One area in health that is both anxiety-provoking and confusing is the topic of memory loss, including dementia and Alzheimer’s disease. Being diagnosed with Alzheimer’s disease or dementia often evokes more fear among seniors than heart disease and cancer. 

Dementia is really just a descriptive term for a group of symptoms that can include difficulty with learning and retaining new information, finding words, handling cognitive tasks that used to be easy, finding your way in familiar places, and also managing social settings. Using the term dementia means that the cognitive loss represents a change, which often affects everyday living. 
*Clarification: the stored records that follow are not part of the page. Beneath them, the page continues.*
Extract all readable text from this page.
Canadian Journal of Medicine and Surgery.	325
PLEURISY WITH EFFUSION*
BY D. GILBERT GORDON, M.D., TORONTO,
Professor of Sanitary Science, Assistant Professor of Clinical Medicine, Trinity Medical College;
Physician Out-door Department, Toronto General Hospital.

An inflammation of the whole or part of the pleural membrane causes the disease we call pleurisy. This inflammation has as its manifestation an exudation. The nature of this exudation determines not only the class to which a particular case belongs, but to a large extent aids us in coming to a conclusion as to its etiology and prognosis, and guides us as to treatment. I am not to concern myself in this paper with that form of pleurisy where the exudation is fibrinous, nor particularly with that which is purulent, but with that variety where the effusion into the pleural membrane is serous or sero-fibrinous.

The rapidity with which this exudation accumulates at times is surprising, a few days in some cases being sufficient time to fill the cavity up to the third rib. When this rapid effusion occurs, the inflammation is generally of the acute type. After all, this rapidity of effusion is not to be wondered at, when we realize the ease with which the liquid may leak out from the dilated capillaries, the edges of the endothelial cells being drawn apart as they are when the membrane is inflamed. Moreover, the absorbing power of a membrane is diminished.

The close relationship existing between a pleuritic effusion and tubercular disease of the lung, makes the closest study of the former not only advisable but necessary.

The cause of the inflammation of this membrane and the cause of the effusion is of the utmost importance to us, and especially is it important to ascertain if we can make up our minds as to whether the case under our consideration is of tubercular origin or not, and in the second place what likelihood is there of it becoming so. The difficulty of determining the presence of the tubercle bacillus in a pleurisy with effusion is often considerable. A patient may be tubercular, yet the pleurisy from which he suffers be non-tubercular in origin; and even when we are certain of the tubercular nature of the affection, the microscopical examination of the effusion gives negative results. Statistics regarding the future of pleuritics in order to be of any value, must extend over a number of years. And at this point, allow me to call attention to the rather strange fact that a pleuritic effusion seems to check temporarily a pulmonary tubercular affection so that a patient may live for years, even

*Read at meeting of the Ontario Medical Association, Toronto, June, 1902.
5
Common forgetfulness such as not being able to find your car keys, not remembering an acquaintance’s name, or difficulty finding a word does not in and of itself represent dementia. Generally, it is the spouse, family, or close friends who first notice changes. But before rushing to diagnose yourself or someone you know, please remember memory changes with some impairment are very common, with 35%–50% of individuals over age 85 affected.

Many causes

Having dementia symptoms does not mean someone has a progressive disease of the brain like Alzheimer’s disease. Dementia can be caused by medication side effects, alcohol, metabolic problems, thyroid or other hormone abnormalities, mood disorders such as depression, nutritional deficiencies (such as a lack of vitamin B12), infections, and reversible changes in the brain. Interestingly, patients with depression are more likely to complain of memory loss than those with dementia. Many of these causes can be effectively treated, so please seek medical attention if you notice changes in memory. I can describe countless examples in practice through the years where simply stopping a medication or treating low thyroid function or depression resulted in improved memory. 
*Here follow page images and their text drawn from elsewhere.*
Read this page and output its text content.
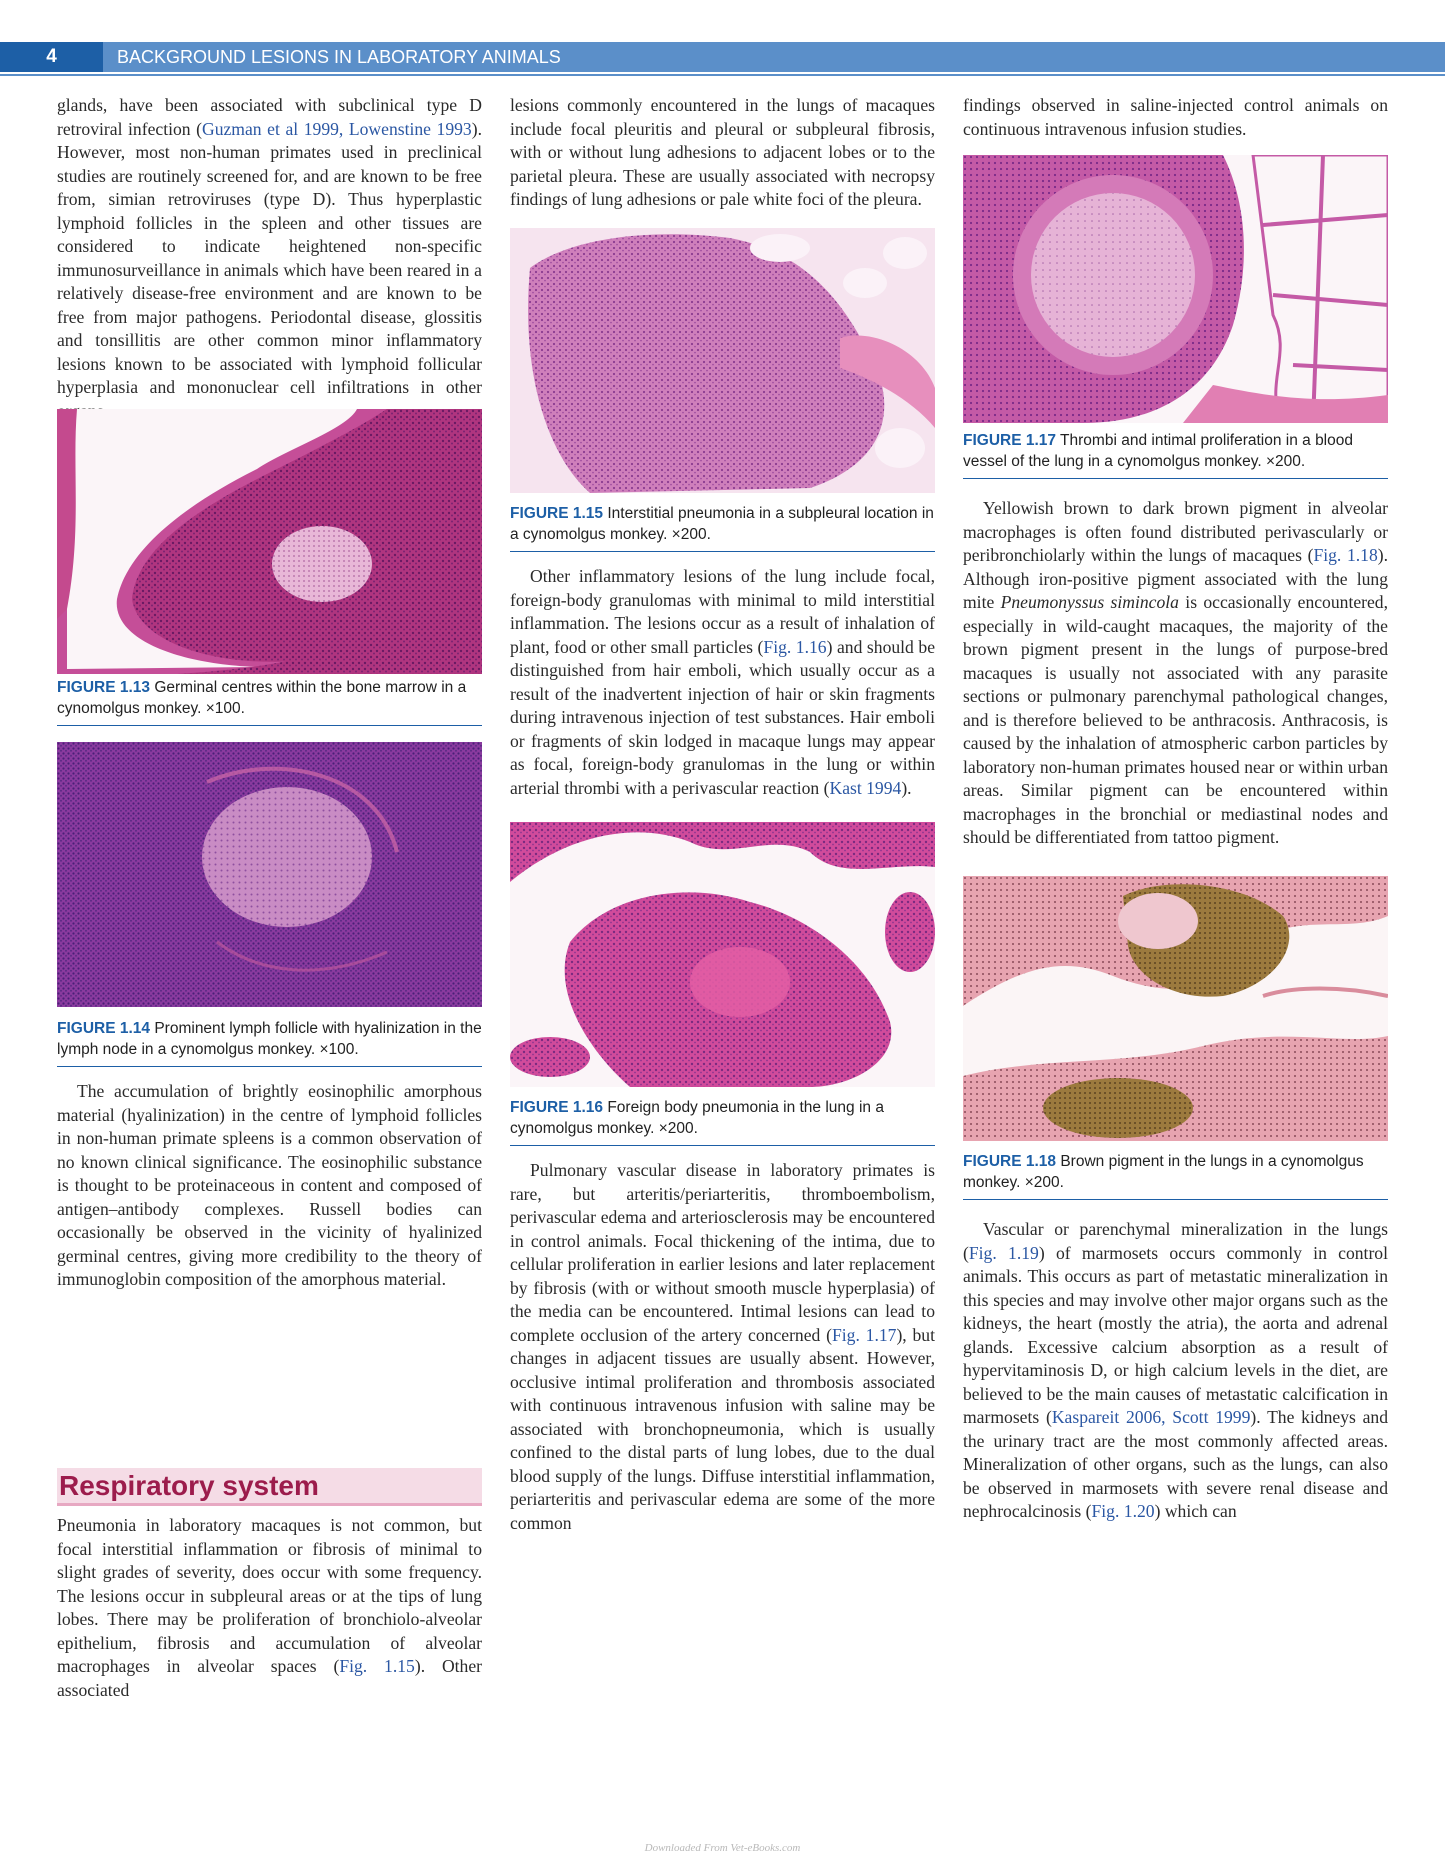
4	BACKGROUND LESIONS IN LABORATORY ANIMALS

glands, have been associated with subclinical type D retroviral infection (Guzman et al 1999, Lowenstine 1993). However, most non-human primates used in preclinical studies are routinely screened for, and are known to be free from, simian retroviruses (type D). Thus hyperplastic lymphoid follicles in the spleen and other tissues are considered to indicate heightened non-specific immunosurveillance in animals which have been reared in a relatively disease-free environment and are known to be free from major pathogens. Periodontal disease, glossitis and tonsillitis are other common minor inflammatory lesions known to be associated with lymphoid follicular hyperplasia and mononuclear cell infiltrations in other

FIGURE 1.13 Germinal centres within the bone marrow in a cynomolgus monkey. ×100.
FIGURE 1.14 Prominent lymph follicle with hyalinization in the lymph node in a cynomolgus monkey. ×100.

The accumulation of brightly eosinophilic amorphous material (hyalinization) in the centre of lymphoid follicles in non-human primate spleens is a common observation of no known clinical significance. The eosinophilic substance is thought to be proteinaceous in content and composed of antigen–antibody complexes. Russell bodies can occasionally be observed in the vicinity of hyalinized germinal centres, giving more credibility to the theory of immunoglobin composition of the amorphous material.

Respiratory system

Pneumonia in laboratory macaques is not common, but focal interstitial inflammation or fibrosis of minimal to slight grades of severity, does occur with some frequency. The lesions occur in subpleural areas or at the tips of lung lobes. There may be proliferation of bronchiolo-alveolar epithelium, fibrosis and accumulation of alveolar macrophages in alveolar spaces (Fig. 1.15). Other associated

lesions commonly encountered in the lungs of macaques include focal pleuritis and pleural or subpleural fibrosis, with or without lung adhesions to adjacent lobes or to the parietal pleura. These are usually associated with necropsy findings of lung adhesions or pale white foci of the pleura.

FIGURE 1.15 Interstitial pneumonia in a subpleural location in a cynomolgus monkey. ×200.

Other inflammatory lesions of the lung include focal, foreign-body granulomas with minimal to mild interstitial inflammation. The lesions occur as a result of inhalation of plant, food or other small particles (Fig. 1.16) and should be distinguished from hair emboli, which usually occur as a result of the inadvertent injection of hair or skin fragments during intravenous injection of test substances. Hair emboli or fragments of skin lodged in macaque lungs may appear as focal, foreign-body granulomas in the lung or within arterial thrombi with a perivascular reaction (Kast 1994).

FIGURE 1.16 Foreign body pneumonia in the lung in a cynomolgus monkey. ×200.

Pulmonary vascular disease in laboratory primates is rare, but arteritis/periarteritis, thromboembolism, perivascular edema and arteriosclerosis may be encountered in control animals. Focal thickening of the intima, due to cellular proliferation in earlier lesions and later replacement by fibrosis (with or without smooth muscle hyperplasia) of the media can be encountered. Intimal lesions can lead to complete occlusion of the artery concerned (Fig. 1.17), but changes in adjacent tissues are usually absent. However, occlusive intimal proliferation and thrombosis associated with continuous intravenous infusion with saline may be associated with bronchopneumonia, which is usually confined to the distal parts of lung lobes, due to the dual blood supply of the lungs. Diffuse interstitial inflammation, periarteritis and perivascular edema are some of the more common

findings observed in saline-injected control animals on continuous intravenous infusion studies.

FIGURE 1.17 Thrombi and intimal proliferation in a blood vessel of the lung in a cynomolgus monkey. ×200.

Yellowish brown to dark brown pigment in alveolar macrophages is often found distributed perivascularly or peribronchiolarly within the lungs of macaques (Fig. 1.18). Although iron-positive pigment associated with the lung mite Pneumonyssus simincola is occasionally encountered, especially in wild-caught macaques, the majority of the brown pigment present in the lungs of purpose-bred macaques is usually not associated with any parasite sections or pulmonary parenchymal pathological changes, and is therefore believed to be anthracosis. Anthracosis, is caused by the inhalation of atmospheric carbon particles by laboratory non-human primates housed near or within urban areas. Similar pigment can be encountered within macrophages in the bronchial or mediastinal nodes and should be differentiated from tattoo pigment.

FIGURE 1.18 Brown pigment in the lungs in a cynomolgus monkey. ×200.

Vascular or parenchymal mineralization in the lungs (Fig. 1.19) of marmosets occurs commonly in control animals. This occurs as part of metastatic mineralization in this species and may involve other major organs such as the kidneys, the heart (mostly the atria), the aorta and adrenal glands. Excessive calcium absorption as a result of hypervitaminosis D, or high calcium levels in the diet, are believed to be the main causes of metastatic calcification in marmosets (Kaspareit 2006, Scott 1999). The kidneys and the urinary tract are the most commonly affected areas. Mineralization of other organs, such as the lungs, can also be observed in marmosets with severe renal disease and nephrocalcinosis (Fig. 1.20) which can

Downloaded From Vet-eBooks.com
If you are diagnosed with a nonreversible disease process such as Alzheimer’s, there are still things you can do to maintain and even improve your quality of life and reduce the burden on your loved ones. Next month, I will describe the steps you can take to address and manage dementia. In terms of prevention, the very best way to maintain cognitive function is to stay physically active and reduce risk of stroke by addressing cardiovascular risk factors such as smoking and high blood pressure. Regular physical activity has a multitude of benefits and can lift your mood, improve your strength, and provide opportunities for social interaction. 

Please remember that not all memory loss is dementia and not all dementia is Alzheimer’s. See your physician or medical provider to ease concerns and address issues.